Le luxe immobilier ne ralentit pas. En 2025, alors que le marché traditionnel cherche encore son souffle, la demande pour les biens d’exception progresse de 9,7%. Une dynamique à contre-courant, portée non par la contrainte du crédit mais par l’envie pure, celle de l’espace, de la lumière et du changement d’horizon.
Selon l’Observatoire « Bonne fortune 2025 » publié par Green-Acres, le luxe s’affirme comme un segment largement décorrélé des tensions de financement classiques. Lorsque les moyens sont là, l’achat devient un projet de vie plus qu’un arbitrage budgétaire. Le seuil d’entrée dans le top 10% des biens les plus recherchés en France s’établit à 862 000 euros. Pour basculer dans le top 1%, il faut dépasser 3,3 millions d’euros.
Alpes-Maritimes, Var, Paris : la carte concentrée de l’ultra-luxe
La géographie du prestige reste très polarisée. Les Alpes-Maritimes concentrent à elles seules 30,5% de la demande nationale sur le segment luxe, devant le Var avec 22,4%. À eux deux, ces départements captent plus de la moitié des recherches haut de gamme.
Dans ces bastions, les seuils s’envolent. Pour appartenir au top 1% des biens les plus recherchés, il faut atteindre 7,45 millions d’euros dans les Alpes-Maritimes et 6,9 millions d’euros dans le Var. À Paris, le curseur grimpe encore plus haut : 11,7 millions d’euros pour entrer dans le cercle le plus exclusif.
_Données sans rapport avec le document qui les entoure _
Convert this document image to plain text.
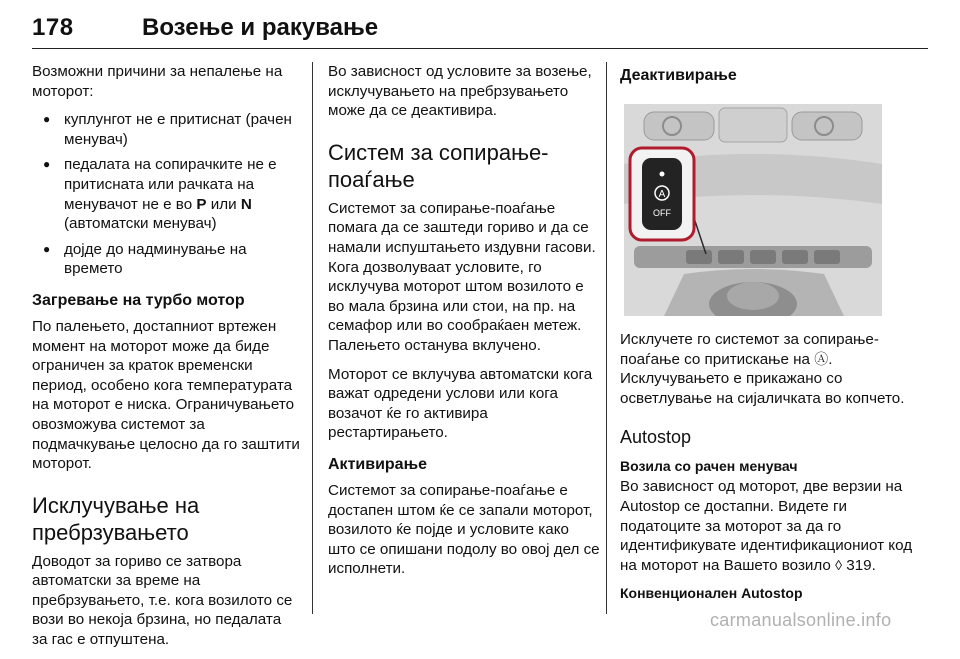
178	Возење и ракување

Возможни причини за непалење на моторот:

● куплунгот не е притиснат (рачен менувач)
● педалата на сопирачките не е притисната или рачката на менувачот не е во P или N (автоматски менувач)
● дојде до надминување на времето
Загревање на турбо мотор

По палењето, достапниот вртежен момент на моторот може да биде ограничен за краток временски период, особено кога температурата на моторот е ниска. Ограничувањето овозможува системот за подмачкување целосно да го заштити моторот.

Исклучување на пребрзувањето

Доводот за гориво се затвора автоматски за време на пребрзувањето, т.е. кога возилото се вози во некоја брзина, но педалата за гас е отпуштена.

Во зависност од условите за возење, исклучувањето на пребрзувањето може да се деактивира.

Систем за сопирање-поаѓање

Системот за сопирање-поаѓање помага да се заштеди гориво и да се намали испуштањето издувни гасови. Кога дозволуваат условите, го исклучува моторот штом возилото е во мала брзина или стои, на пр. на семафор или во сообраќаен метеж. Палењето останува вклучено.

Моторот се вклучува автоматски кога важат одредени услови или кога возачот ќе го активира рестартирањето.

Активирање

Системот за сопирање-поаѓање е достапен штом ќе се запали моторот, возилото ќе појде и условите како што се опишани подолу во овој дел се исполнети.

Деактивирање
A
OFF

Исклучете го системот за сопирање-поаѓање со притискање на Ⓐ. Исклучувањето е прикажано со осветлување на сијаличката во копчето.

Autostop
Возила со рачен менувач

Во зависност од моторот, две верзии на Autostop се достапни. Видете ги податоците за моторот за да го идентификувате идентификациониот код на моторот на Вашето возило ◊ 319.

Конвенционален Autostop
carmanualsonline.info
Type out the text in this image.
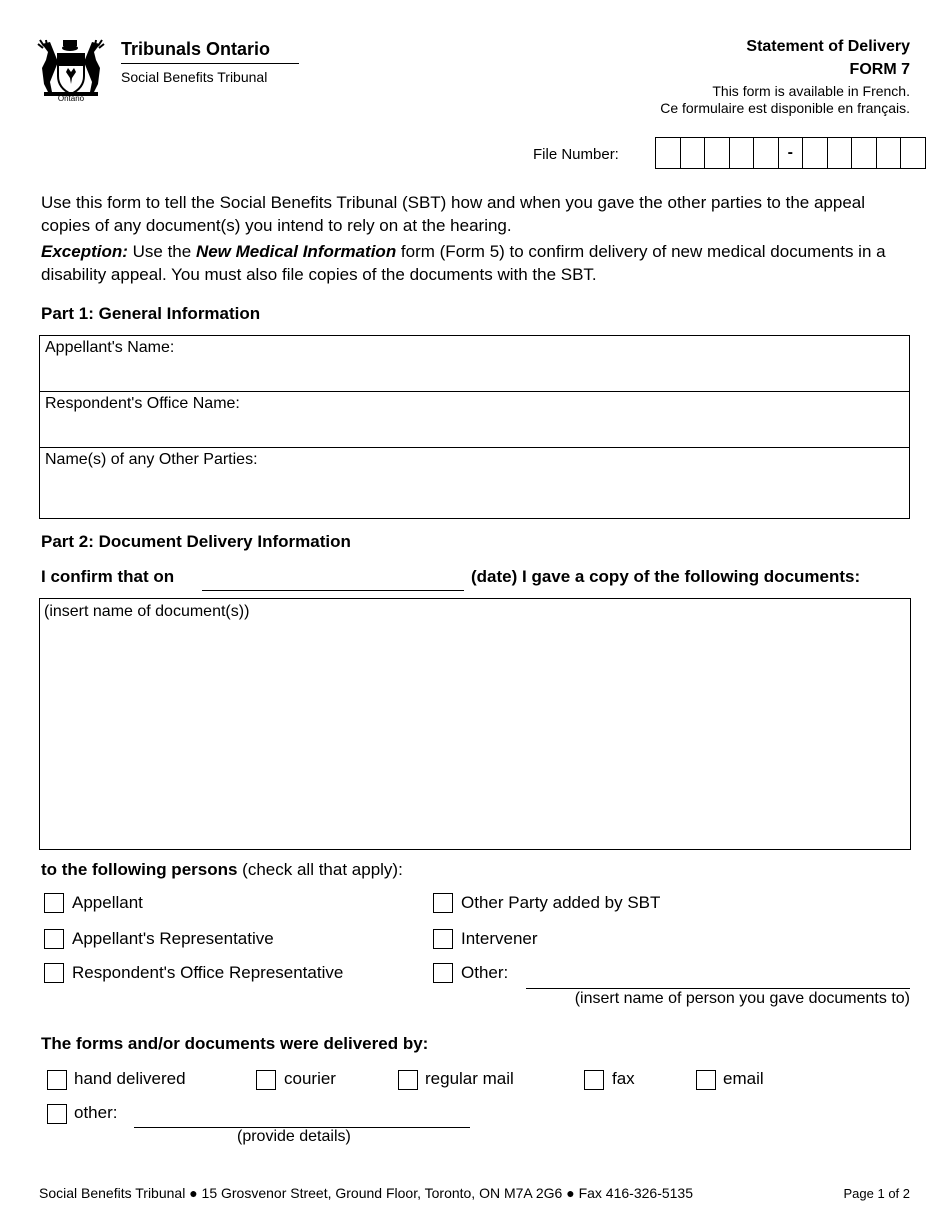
Ontario
Tribunals Ontario
Social Benefits Tribunal
Statement of Delivery
FORM 7
This form is available in French.
Ce formulaire est disponible en français.
File Number:	-

Use this form to tell the Social Benefits Tribunal (SBT) how and when you gave the other parties to the appeal copies of any document(s) you intend to rely on at the hearing.

Exception: Use the New Medical Information form (Form 5) to confirm delivery of new medical documents in a disability appeal. You must also file copies of the documents with the SBT.

Part 1: General Information
Appellant's Name:
Respondent's Office Name:
Name(s) of any Other Parties:
Part 2: Document Delivery Information
I confirm that on	(date) I gave a copy of the following documents:
(insert name of document(s))
to the following persons (check all that apply):
Appellant	Other Party added by SBT
Appellant's Representative	Intervener
Respondent's Office Representative	Other:
(insert name of person you gave documents to)
The forms and/or documents were delivered by:
hand delivered	courier	regular mail	fax	email
other:
(provide details)
Social Benefits Tribunal ● 15 Grosvenor Street, Ground Floor, Toronto, ON M7A 2G6 ● Fax 416-326-5135	Page 1 of 2
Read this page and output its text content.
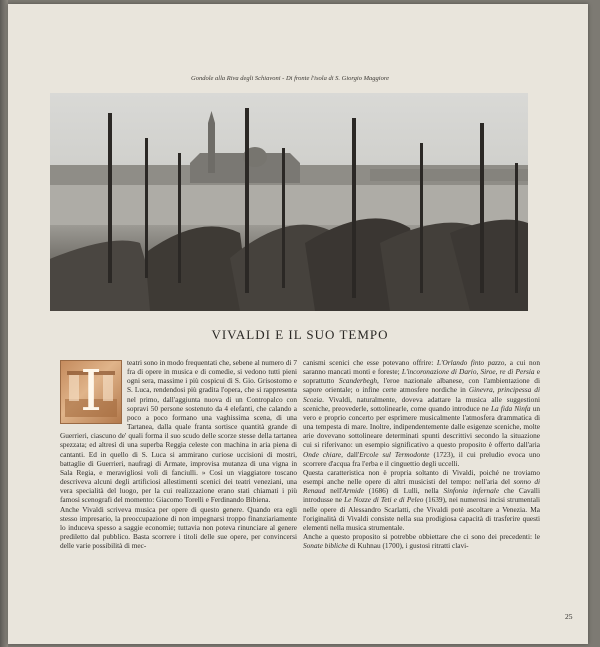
Gondole alla Riva degli Schiavoni - Di fronte l'isola di S. Giorgio Maggiore
VIVALDI E IL SUO TEMPO
I	teatri sono in modo frequentati che, sebene al numero di 7 fra di opere in musica e di comedie, si vedono tutti pieni ogni sera, massime i più cospicui di S. Gio. Grisostomo e S. Luca, rendendosi più gradita l'opera, che si rappresenta nel primo, dall'aggiunta nuova di un Contropalco con sopravi 50 persone sostenuto da 4 elefanti, che calando a poco a poco formano una vaghissima scena, di una Tartanea, dalla quale franta sortisce quantità grande di Guerrieri, ciascuno de' quali forma il suo scudo delle scorze stesse della tartanea spezzata; ed altresì di una superba Reggia celeste con machina in aria piena di cantanti. Ed in quello di S. Luca si ammirano curiose uccisioni di mostri, battaglie di Guerrieri, naufragi di Armate, improvisa mutanza di una vigna in Sala Regia, e meravigliosi voli di fanciulli. » Così un viaggiatore toscano descriveva alcuni degli artificiosi allestimenti scenici dei teatri veneziani, una vera specialità del luogo, per la cui realizzazione erano stati chiamati i più famosi scenografi del momento: Giacomo Torelli e Ferdinando Bibiena.

Anche Vivaldi scriveva musica per opere di questo genere. Quando era egli stesso impresario, la preoccupazione di non impegnarsi troppo finanziariamente lo induceva spesso a saggie economie; tuttavia non poteva rinunciare al genere prediletto dal pubblico. Basta scorrere i titoli delle sue opere, per convincersi delle varie possibilità di mec-

canismi scenici che esse potevano offrire: L'Orlando finto pazzo, a cui non saranno mancati monti e foreste; L'incoronazione di Dario, Siroe, re di Persia e soprattutto Scanderbegh, l'eroe nazionale albanese, con l'ambientazione di sapore orientale; o infine certe atmosfere nordiche in Ginevra, principessa di Scozia. Vivaldi, naturalmente, doveva adattare la musica alle suggestioni sceniche, preovederle, sottolinearle, come quando introduce ne La fida Ninfa un vero e proprio concerto per esprimere musicalmente l'atmosfera drammatica di una tempesta di mare. Inoltre, indipendentemente dalle esigenze sceniche, molte arie dovevano sottolineare determinati spunti descrittivi secondo la situazione cui si riferivano: un esempio significativo a questo proposito è offerto dall'aria Onde chiare, dall'Ercole sul Termodonte (1723), il cui preludio evoca uno scorrere d'acqua fra l'erba e il cinguettio degli uccelli.

Questa caratteristica non è propria soltanto di Vivaldi, poiché ne troviamo esempi anche nelle opere di altri musicisti del tempo: nell'aria del sonno di Renaud nell'Armide (1686) di Lulli, nella Sinfonia infernale che Cavalli introdusse ne Le Nozze di Teti e di Peleo (1639), nei numerosi incisi strumentali nelle opere di Alessandro Scarlatti, che Vivaldi potè ascoltare a Venezia. Ma l'originalità di Vivaldi consiste nella sua prodigiosa capacità di trasferire questi elementi nella musica strumentale.

Anche a questo proposito si potrebbe obbiettare che ci sono dei precedenti: le Sonate bibliche di Kuhnau (1700), i gustosi ritratti clavi-

25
Derrière ce trio, d’autres territoires jouent leur partition : Haute-Savoie, Bouches-du-Rhône, Vaucluse ou Gironde affichent des seuils compris entre 3,4 et 4,95 millions d’euros pour le top 1%. Une France du prestige structurée autour de l’attractivité internationale, du littoral méditerranéen et de quelques métropoles à forte tension.
Être “riche” à moins de 300 000 euros : l’autre France du luxe
L’étude met en lumière une autre réalité : la richesse immobilière est relative au territoire. Dans la Meuse, la Creuse ou la Mayenne, il suffit d’un budget compris entre 289 000 et 299 650 euros pour appartenir aux 10% les plus élevés. Pour atteindre le top 1%, les seuils oscillent entre 795 000 et 815 000 euros.
Autrement dit, ce qui permet d’acheter un studio dans les zones les plus tendues peut offrir une demeure de caractère avec terrain dans certains départements ruraux. Le luxe change alors de visage : davantage de surface, de foncier, parfois un patrimoine historique, pour un budget sans commune mesure avec les places les plus recherchées.
Cette logique de perspective traverse tout le rapport. La richesse ne constitue pas un statut absolu mais une position statistique liée à un marché local. Elle dépend moins d’un chiffre que d’un arbitrage géographique.
Du château à la villa vue mer : la vitrine 2025 du rêve
Parmi les biens les plus consultés figurent un château et sept résidences à Fleurac affichés à 12 millions d’euros, un domaine de 29 hectares près de Saint-Tropez proposé à 5,8 millions d’euros, ou encore une maison vue mer à Cassis à 2,3 millions d’euros. Des propriétés qui concentrent l’attention, même sans intention d’achat immédiate.
L’immobilier de luxe apparaît ainsi comme un marché à part. Il progresse quand le reste hésite, il concentre l’attention sur quelques territoires phares, et il rappelle qu’en France, le rêve immobilier peut commencer à 862 000 euros… ou à moins de 300 000 euros, selon l’endroit où l’on choisit de poser ses valises.